そんな光景を横目に歩道を歩く二人の側を、若い冒険者風の装備に身を包んだ少年少女達が歩道に落ちているゴミを拾って手に持つ麻の袋に入れながら通り過ぎていった。
もちろんボランティアなどの奉仕活動などではない。これも駆け出し冒険者にあてがわれるクエストの一部だ。
「さあ到着したわよ。ここが冒険者ギルド、プエルタ支部よ」
街のゴミ拾いに勤しむ若い冒険者達を微笑ましく眺めていると、フィリスが立ち止まって一軒の建物を指した。
両開きの木の扉の上に、交差した鳥の羽と真ん中に剣と盾、魔法の杖が重なった紋章が刻まれた看板が掛けられた均一な石のブロックで建造された四角い建物。
それがプエルタにある冒険者ギルドの姿だった。
「へえ。冒険者ギルドは昔に比べると随分綺麗になったんだな。昔の冒険者ギルドは場末の酒場と似たようなもんだったが」
「詳しいのね。歴史が好きなの?」
「ああいやまあ。そんな感じ」
実は二百年前の世界から転生してきたのじゃ、と言えるはずもなく。というよりは言っても信じてもらえるはずもなく。
ルーキスはフィリスの話に合わせて苦笑いを浮かべた。
「お爺ちゃんが言ってたわ。昔のギルドは酷かったって」
「お爺さんも冒険者だった?」
「ええ。死んじゃったけどね」
「すまない」
「謝らなくても良いわよ。もう十年も前の話だしね。それより良いの? 入らなくて」
「あ、ああ。行くよ」
ギルドの両開きの扉の取手に手を掛け開き、ルーキスはギルドの中へと足を踏み入れた。
途端に活気溢れる声がルーキスの全身を叩く。
磨かれた木の床、外壁と同じ素材の石の柱。
正面に見える受付用のカウンターには同じ規格の制服を着た女性が数人、様々な装備に身を包んだ冒険者達の対応にあたっている。
「お〜。中も綺麗なもんだ」
過去の薄汚れた冒険者ギルドの事を思い出し、いま目の前に広がる光景とを比べ、ルーキスは心の底から感嘆の声を漏らした。
「冒険者登録はあっちよ」
「あ、ああ。分かった」
ギルドの内装の綺麗さをマジマジと眺めるルーキスの姿は、他人から見れば田舎から上京してきたお上りさんそのものといった様子だった。
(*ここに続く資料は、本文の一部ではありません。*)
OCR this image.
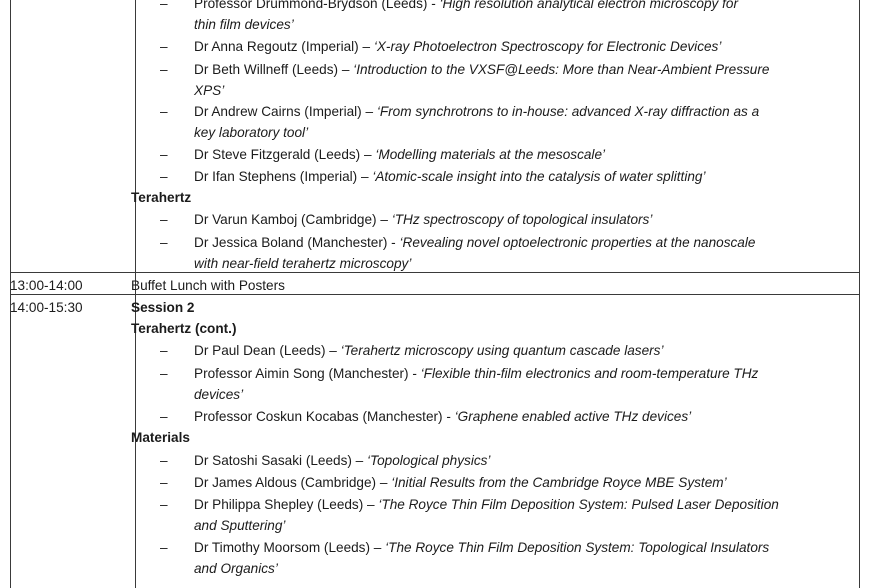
– Professor Drummond-Brydson (Leeds) - ‘High resolution analytical electron microscopy for
thin film devices’
– Dr Anna Regoutz (Imperial) – ‘X-ray Photoelectron Spectroscopy for Electronic Devices’
– Dr Beth Willneff (Leeds) – ‘Introduction to the VXSF@Leeds: More than Near-Ambient Pressure
XPS’
– Dr Andrew Cairns (Imperial) – ‘From synchrotrons to in-house: advanced X-ray diffraction as a
key laboratory tool’
– Dr Steve Fitzgerald (Leeds) – ‘Modelling materials at the mesoscale’
– Dr Ifan Stephens (Imperial) – ‘Atomic-scale insight into the catalysis of water splitting’
Terahertz
– Dr Varun Kamboj (Cambridge) – ‘THz spectroscopy of topological insulators’
– Dr Jessica Boland (Manchester) - ‘Revealing novel optoelectronic properties at the nanoscale
with near-field terahertz microscopy’
13:00-14:00	Buffet Lunch with Posters
14:00-15:30	Session 2
Terahertz (cont.)
– Dr Paul Dean (Leeds) – ‘Terahertz microscopy using quantum cascade lasers’
– Professor Aimin Song (Manchester) - ‘Flexible thin-film electronics and room-temperature THz
devices’
– Professor Coskun Kocabas (Manchester) - ‘Graphene enabled active THz devices’
Materials
– Dr Satoshi Sasaki (Leeds) – ‘Topological physics’
– Dr James Aldous (Cambridge) – ‘Initial Results from the Cambridge Royce MBE System’
– Dr Philippa Shepley (Leeds) – ‘The Royce Thin Film Deposition System: Pulsed Laser Deposition
and Sputtering’
– Dr Timothy Moorsom (Leeds) – ‘The Royce Thin Film Deposition System: Topological Insulators
and Organics’
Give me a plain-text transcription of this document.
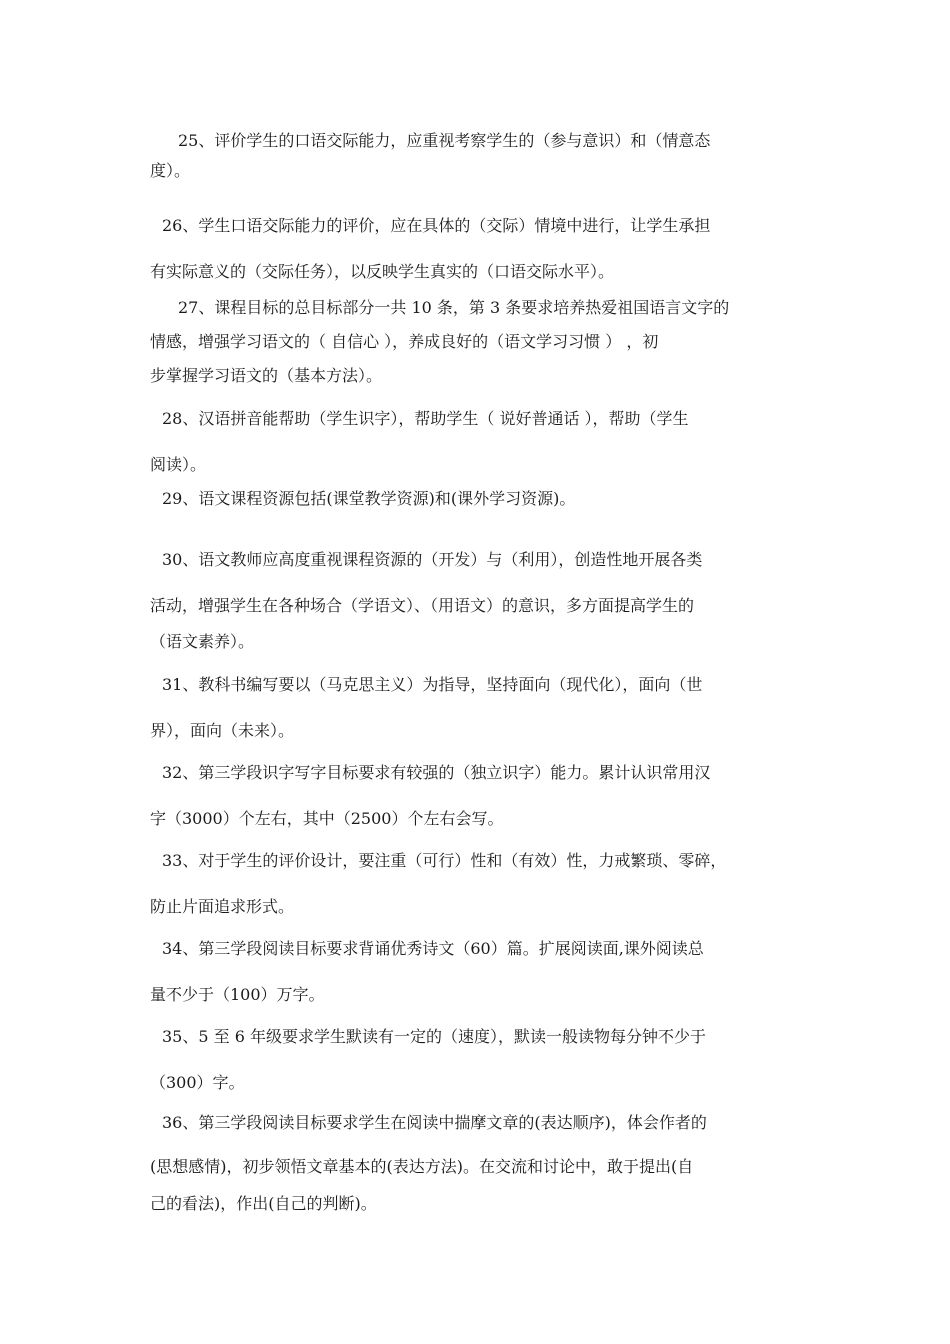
25、评价学生的口语交际能力，应重视考察学生的（参与意识）和（情意态
度）。
26、学生口语交际能力的评价，应在具体的（交际）情境中进行，让学生承担
有实际意义的（交际任务），以反映学生真实的（口语交际水平）。
27、课程目标的总目标部分一共 10 条，第 3 条要求培养热爱祖国语言文字的
情感，增强学习语文的（ 自信心 ），养成良好的（语文学习习惯 ） ，初
步掌握学习语文的（基本方法）。
28、汉语拼音能帮助（学生识字），帮助学生（ 说好普通话 ），帮助（学生
阅读）。
29、语文课程资源包括(课堂教学资源)和(课外学习资源)。
30、语文教师应高度重视课程资源的（开发）与（利用），创造性地开展各类
活动，增强学生在各种场合（学语文）、（用语文）的意识，多方面提高学生的
（语文素养）。
31、教科书编写要以（马克思主义）为指导，坚持面向（现代化），面向（世
界），面向（未来）。
32、第三学段识字写字目标要求有较强的（独立识字）能力。累计认识常用汉
字（3000）个左右，其中（2500）个左右会写。
33、对于学生的评价设计，要注重（可行）性和（有效）性，力戒繁琐、零碎，
防止片面追求形式。
34、第三学段阅读目标要求背诵优秀诗文（60）篇。扩展阅读面,课外阅读总
量不少于（100）万字。
35、5 至 6 年级要求学生默读有一定的（速度），默读一般读物每分钟不少于
（300）字。
36、第三学段阅读目标要求学生在阅读中揣摩文章的(表达顺序)，体会作者的
(思想感情)，初步领悟文章基本的(表达方法)。在交流和讨论中，敢于提出(自
己的看法)，作出(自己的判断)。
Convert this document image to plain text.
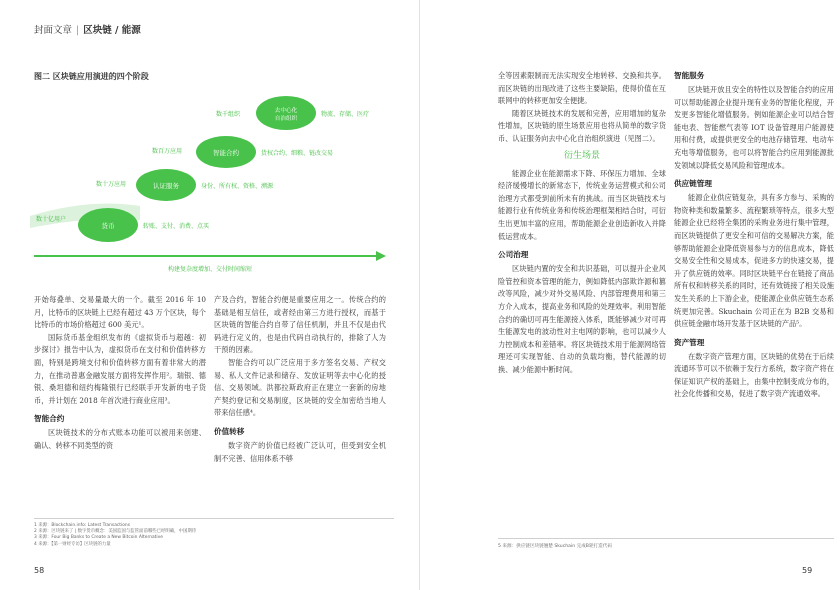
封面文章 | 区块链 / 能源
图二 区块链应用演进的四个阶段
货币
认证服务
智能合约
去中心化自治组织
数十亿用户
数十万应用
数百万应用
数千组织
转账、支付、消费、点买
身份、所有权、资格、溯源
货权合约、细粮、链改交易
物流、存储、医疗
构建复杂度增加、交付时间缩短

开始每叠单、交易量最大的一个。截至 2016 年 10 月，比特币的区块链上已经有超过 43 万个区块，每个比特币的市场价格超过 600 美元¹。

国际货币基金组织发布的《虚拟货币与超越：初步探讨》报告中认为，虚拟货币在支付和价值转移方面，特别是跨境支付和价值转移方面有着非常大的潜力，在推动普惠金融发展方面将发挥作用²。瑞银、德银、桑坦德和纽约梅隆银行已经联手开发新的电子货币，并计划在 2018 年首次进行商业应用³。

智能合约

区块链技术的分布式账本功能可以被用来创建、确认、转移不同类型的资

产及合约，智能合约便是重要应用之一。传统合约的基础是相互信任，或者经由第三方进行授权，而基于区块链的智能合约自带了信任机制，并且不仅是由代码进行定义的，也是由代码自动执行的，排除了人为干预的因素。

智能合约可以广泛应用于多方签名交易、产权交易、私人文件记录和储存、发放证明等去中心化的授信、交易领域。洪都拉斯政府正在建立一套新的房地产契约登记和交易制度，区块链的安全加密给当地人带来信任感⁴。

价值转移

数字资产的价值已经被广泛认可，但受到安全机制不完善、信用体系不够

1 来源：Blockchain.info: Latest Transactions
2 来源：区块链来了 | 数字货币概念：美国监国与监管面前哪些已经明确，中国期待
3 来源：Four Big Banks to Create a New Bitcoin Alternative
4 来源：【第一财经专访】区块链的力量
58

全等因素限制而无法实现安全地转移、交换和共享。而区块链的出现改进了这些主要缺陷，使得价值在互联网中的转移更加安全便捷。

随着区块链技术的发展和完善，应用增加的复杂性增加，区块链的原生场景应用也将从简单的数字货币、认证服务向去中心化自治组织演进（见图二）。

衍生场景

能源企业在能源需求下降、环保压力增加、全球经济缓慢增长的新常态下，传统业务运营模式和公司治理方式都受到前所未有的挑战。而当区块链技术与能源行业有传统业务和传统治理框架相结合时，可衍生出更加丰富的应用，帮助能源企业创造新收入并降低运营成本。

公司治理

区块链内置的安全和共识基础，可以提升企业风险管控和资本管理的能力，例如降低内部欺诈源和篡改等风险，减少对外交易风险、内部管理费用和第三方介入成本，提高业务和风险的处理效率。利用智能合约的确切可再生能源接入体系，既能够减少对可再生能源发电的波动性对主电网的影响，也可以减少人力控制成本和差错率。将区块链技术用于能源网络管理还可实现智能、自动的负载均衡，替代能源的切换、减少能源中断时间。

智能服务

区块链开放且安全的特性以及智能合约的应用可以帮助能源企业提升现有业务的智能化程度，开发更多智能化增值服务。例如能源企业可以结合智能电表、智能燃气表等 IOT 设备管理用户能源使用和付费，或提供更安全的电池存储管理、电动车充电等增值服务，也可以将智能合约应用到能源批发领域以降低交易风险和管理成本。

供应链管理

能源企业供应链复杂，具有多方参与、采购的物资种类和数量繁多、流程繁琐等特点，很多大型能源企业已经将全集团的采购业务进行集中管理，而区块链提供了更安全和可信的交易解决方案，能够帮助能源企业降低资易参与方的信息成本，降低交易安全性和交易成本，促进多方的快速交易，提升了供应链的效率。同时区块链平台在链接了商品所有权和转移关系的同时，还有效链接了相关设施发生关系的上下游企业，使能源企业供应链生态系统更加完善。Skuchain 公司正在为 B2B 交易和供应链金融市场开发基于区块链的产品⁵。

资产管理

在数字资产管理方面，区块链的优势在于后续流通环节可以不依赖于发行方系统，数字资产将在保证知识产权的基础上，由集中控制变成分布的，社会化传播和交易，促进了数字资产流通效率。

5 来源：供应链区块链翘楚 Skuchain 完成B轮打造代码
59
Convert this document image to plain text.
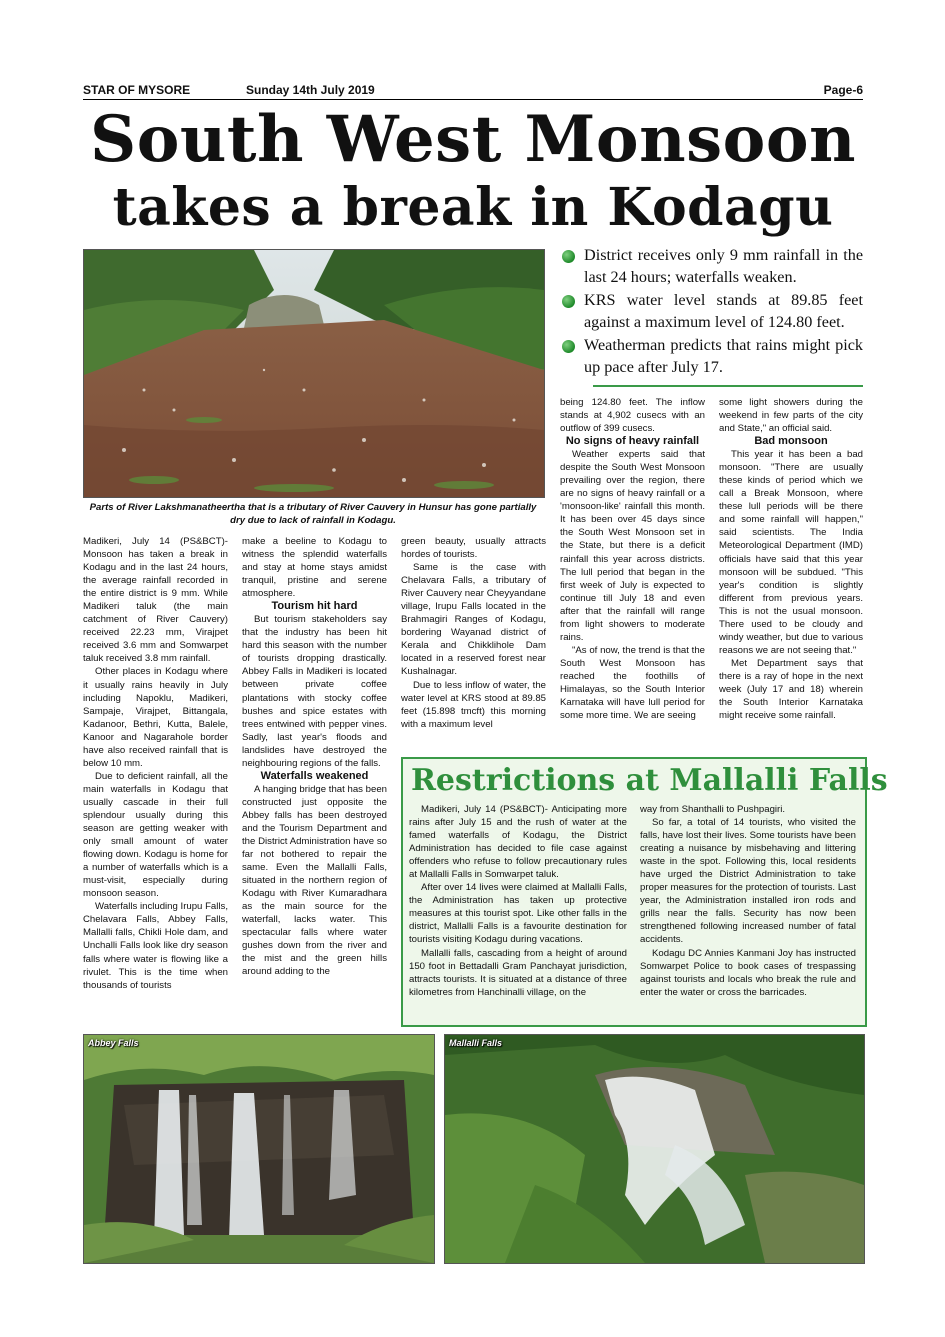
STAR OF MYSORE	Sunday 14th July 2019	Page-6
South West Monsoon
takes a break in Kodagu
Parts of River Lakshmanatheertha that is a tributary of River Cauvery in Hunsur has gone partially dry due to lack of rainfall in Kodagu.
District receives only 9 mm rainfall in the last 24 hours; waterfalls weaken.
KRS water level stands at 89.85 feet against a maximum level of 124.80 feet.
Weatherman predicts that rains might pick up pace after July 17.

Madikeri, July 14 (PS&BCT)- Monsoon has taken a break in Kodagu and in the last 24 hours, the average rainfall recorded in the entire district is 9 mm. While Madikeri taluk (the main catchment of River Cauvery) received 22.23 mm, Virajpet received 3.6 mm and Somwarpet taluk received 3.8 mm rainfall.

Other places in Kodagu where it usually rains heavily in July including Napoklu, Madikeri, Sampaje, Virajpet, Bittangala, Kadanoor, Bethri, Kutta, Balele, Kanoor and Nagarahole border have also received rainfall that is below 10 mm.

Due to deficient rainfall, all the main waterfalls in Kodagu that usually cascade in their full splendour usually during this season are getting weaker with only small amount of water flowing down. Kodagu is home for a number of waterfalls which is a must-visit, especially during monsoon season.

Waterfalls including Irupu Falls, Chelavara Falls, Abbey Falls, Mallalli falls, Chikli Hole dam, and Unchalli Falls look like dry season falls where water is flowing like a rivulet. This is the time when thousands of tourists

make a beeline to Kodagu to witness the splendid waterfalls and stay at home stays amidst tranquil, pristine and serene atmosphere.

Tourism hit hard

But tourism stakeholders say that the industry has been hit hard this season with the number of tourists dropping drastically. Abbey Falls in Madikeri is located between private coffee plantations with stocky coffee bushes and spice estates with trees entwined with pepper vines. Sadly, last year's floods and landslides have destroyed the neighbouring regions of the falls.

Waterfalls weakened

A hanging bridge that has been constructed just opposite the Abbey falls has been destroyed and the Tourism Department and the District Administration have so far not bothered to repair the same. Even the Mallalli Falls, situated in the northern region of Kodagu with River Kumaradhara as the main source for the waterfall, lacks water. This spectacular falls where water gushes down from the river and the mist and the green hills around adding to the

green beauty, usually attracts hordes of tourists.

Same is the case with Chelavara Falls, a tributary of River Cauvery near Cheyyandane village, Irupu Falls located in the Brahmagiri Ranges of Kodagu, bordering Wayanad district of Kerala and Chikklihole Dam located in a reserved forest near Kushalnagar.

Due to less inflow of water, the water level at KRS stood at 89.85 feet (15.898 tmcft) this morning with a maximum level

being 124.80 feet. The inflow stands at 4,902 cusecs with an outflow of 399 cusecs.

No signs of heavy rainfall

Weather experts said that despite the South West Monsoon prevailing over the region, there are no signs of heavy rainfall or a 'monsoon-like' rainfall this month. It has been over 45 days since the South West Monsoon set in the State, but there is a deficit rainfall this year across districts. The lull period that began in the first week of July is expected to continue till July 18 and even after that the rainfall will range from light showers to moderate rains.

"As of now, the trend is that the South West Monsoon has reached the foothills of Himalayas, so the South Interior Karnataka will have lull period for some more time. We are seeing

some light showers during the weekend in few parts of the city and State," an official said.

Bad monsoon

This year it has been a bad monsoon. "There are usually these kinds of period which we call a Break Monsoon, where these lull periods will be there and some rainfall will happen," said scientists. The India Meteorological Department (IMD) officials have said that this year monsoon will be subdued. "This year's condition is slightly different from previous years. This is not the usual monsoon. There used to be cloudy and windy weather, but due to various reasons we are not seeing that."

Met Department says that there is a ray of hope in the next week (July 17 and 18) wherein the South Interior Karnataka might receive some rainfall.

Restrictions at Mallalli Falls

Madikeri, July 14 (PS&BCT)- Anticipating more rains after July 15 and the rush of water at the famed waterfalls of Kodagu, the District Administration has decided to file case against offenders who refuse to follow precautionary rules at Mallalli Falls in Somwarpet taluk.

After over 14 lives were claimed at Mallalli Falls, the Administration has taken up protective measures at this tourist spot. Like other falls in the district, Mallalli Falls is a favourite destination for tourists visiting Kodagu during vacations.

Mallalli falls, cascading from a height of around 150 foot in Bettadalli Gram Panchayat jurisdiction, attracts tourists. It is situated at a distance of three kilometres from Hanchinalli village, on the

way from Shanthalli to Pushpagiri.

So far, a total of 14 tourists, who visited the falls, have lost their lives. Some tourists have been creating a nuisance by misbehaving and littering waste in the spot. Following this, local residents have urged the District Administration to take proper measures for the protection of tourists. Last year, the Administration installed iron rods and grills near the falls. Security has now been strengthened following increased number of fatal accidents.

Kodagu DC Annies Kanmani Joy has instructed Somwarpet Police to book cases of trespassing against tourists and locals who break the rule and enter the water or cross the barricades.

Abbey Falls	Mallalli Falls
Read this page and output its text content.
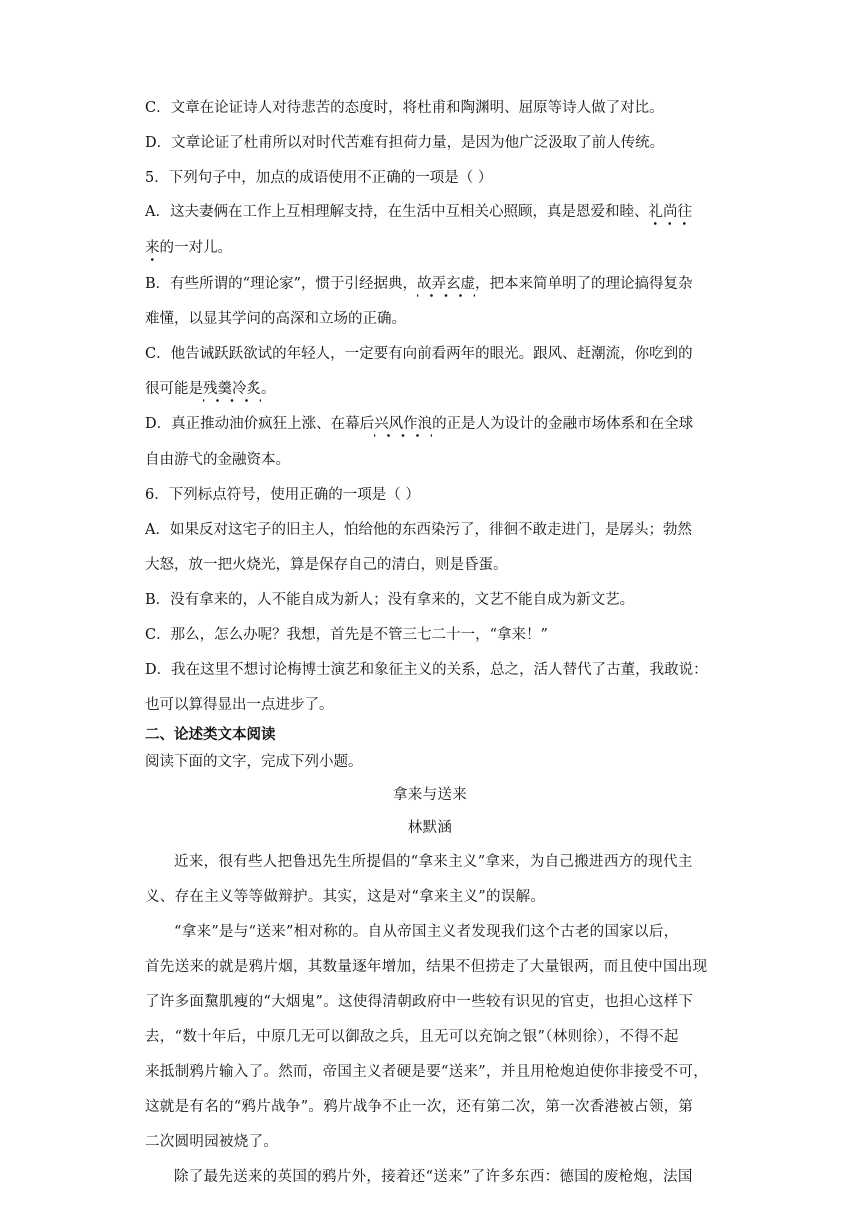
C．文章在论证诗人对待悲苦的态度时，将杜甫和陶渊明、屈原等诗人做了对比。
D．文章论证了杜甫所以对时代苦难有担荷力量，是因为他广泛汲取了前人传统。
5．下列句子中，加点的成语使用不正确的一项是（ ）
A．这夫妻俩在工作上互相理解支持，在生活中互相关心照顾，真是恩爱和睦、礼尚往
来的一对儿。
B．有些所谓的“理论家”，惯于引经据典，故弄玄虚，把本来简单明了的理论搞得复杂
难懂，以显其学问的高深和立场的正确。
C．他告诫跃跃欲试的年轻人，一定要有向前看两年的眼光。跟风、赶潮流，你吃到的
很可能是残羹冷炙。
D．真正推动油价疯狂上涨、在幕后兴风作浪的正是人为设计的金融市场体系和在全球
自由游弋的金融资本。
6．下列标点符号，使用正确的一项是（ ）
A．如果反对这宅子的旧主人，怕给他的东西染污了，徘徊不敢走进门，是孱头；勃然
大怒，放一把火烧光，算是保存自己的清白，则是昏蛋。
B．没有拿来的，人不能自成为新人；没有拿来的，文艺不能自成为新文艺。
C．那么，怎么办呢？我想，首先是不管三七二十一，“拿来！”
D．我在这里不想讨论梅博士演艺和象征主义的关系，总之，活人替代了古董，我敢说：
也可以算得显出一点进步了。
二、论述类文本阅读
阅读下面的文字，完成下列小题。
拿来与送来
林默涵
近来，很有些人把鲁迅先生所提倡的“拿来主义”拿来，为自己搬进西方的现代主
义、存在主义等等做辩护。其实，这是对“拿来主义”的误解。
“拿来”是与“送来”相对称的。自从帝国主义者发现我们这个古老的国家以后，
首先送来的就是鸦片烟，其数量逐年增加，结果不但捞走了大量银两，而且使中国出现
了许多面黧肌瘦的“大烟鬼”。这使得清朝政府中一些较有识见的官吏，也担心这样下
去，“数十年后，中原几无可以御敌之兵，且无可以充饷之银”（林则徐），不得不起
来抵制鸦片输入了。然而，帝国主义者硬是要“送来”，并且用枪炮迫使你非接受不可，
这就是有名的“鸦片战争”。鸦片战争不止一次，还有第二次，第一次香港被占领，第
二次圆明园被烧了。
除了最先送来的英国的鸦片外，接着还“送来”了许多东西：德国的废枪炮，法国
そんなルーキスの後ろから、フィリスが声を掛け、玄関口の正面にある受付ではなく、その右手の壁際にあるもう一つの受付を指差してルーキスを導く。
そして、ルーキスはその受付の前まで行くと椅子に座って何やら書類仕事をしている受付の女性に「失礼」と声を掛けた。
「ようこそ冒険者ギルド、プエルタ支部へ。初めての方ね? こっちの受付に来たって事は冒険者登録をするって事でよろしい?」
「はい。冒険者登録をしに来ました」
「かしこまりました。ではこちらの用紙に氏名と年齢、前衛希望か後衛希望かに丸を記入して下さい。どちらも可能であれば両方に丸をお願いします」
言われるがまま、ルーキスは差し出された記入用紙に受付カウンターの上に置かれたインクと羽ペンを使用して記入事項を書き込んでいく。
(前世の時はこんな事しなかったなあ。受付のおっさんに言ってタグ貰って終わりだったのに面倒くさくなったもんだ)
そんな事を思いながら用紙に記入事項を書き終え、それを提出するルーキス。
しかし、それで終わりかと思いきや、受付カウンターの向こうにいる女性は用紙を受け取ったかと思うと、何やら水晶玉が置かれた台座を取り出し、カウンターの上に置いた。
「では次にこちらの記録石の上に手を置き、魔力を注入して下さい。それで登録は終了です」
受付の女性の言葉に従い、記録石と呼ばれていたつるりとした水晶玉のように透き通った、拳ほどの大きさのそれに手を乗せてルーキスは魔力を込める。
すると、記録石が下部から光を放って溶けるように消えていく。
そしてしばらく待っていると記録石は完全に消え去り、代わりに台座の上には一枚のカードだけが残されている状況となっていた。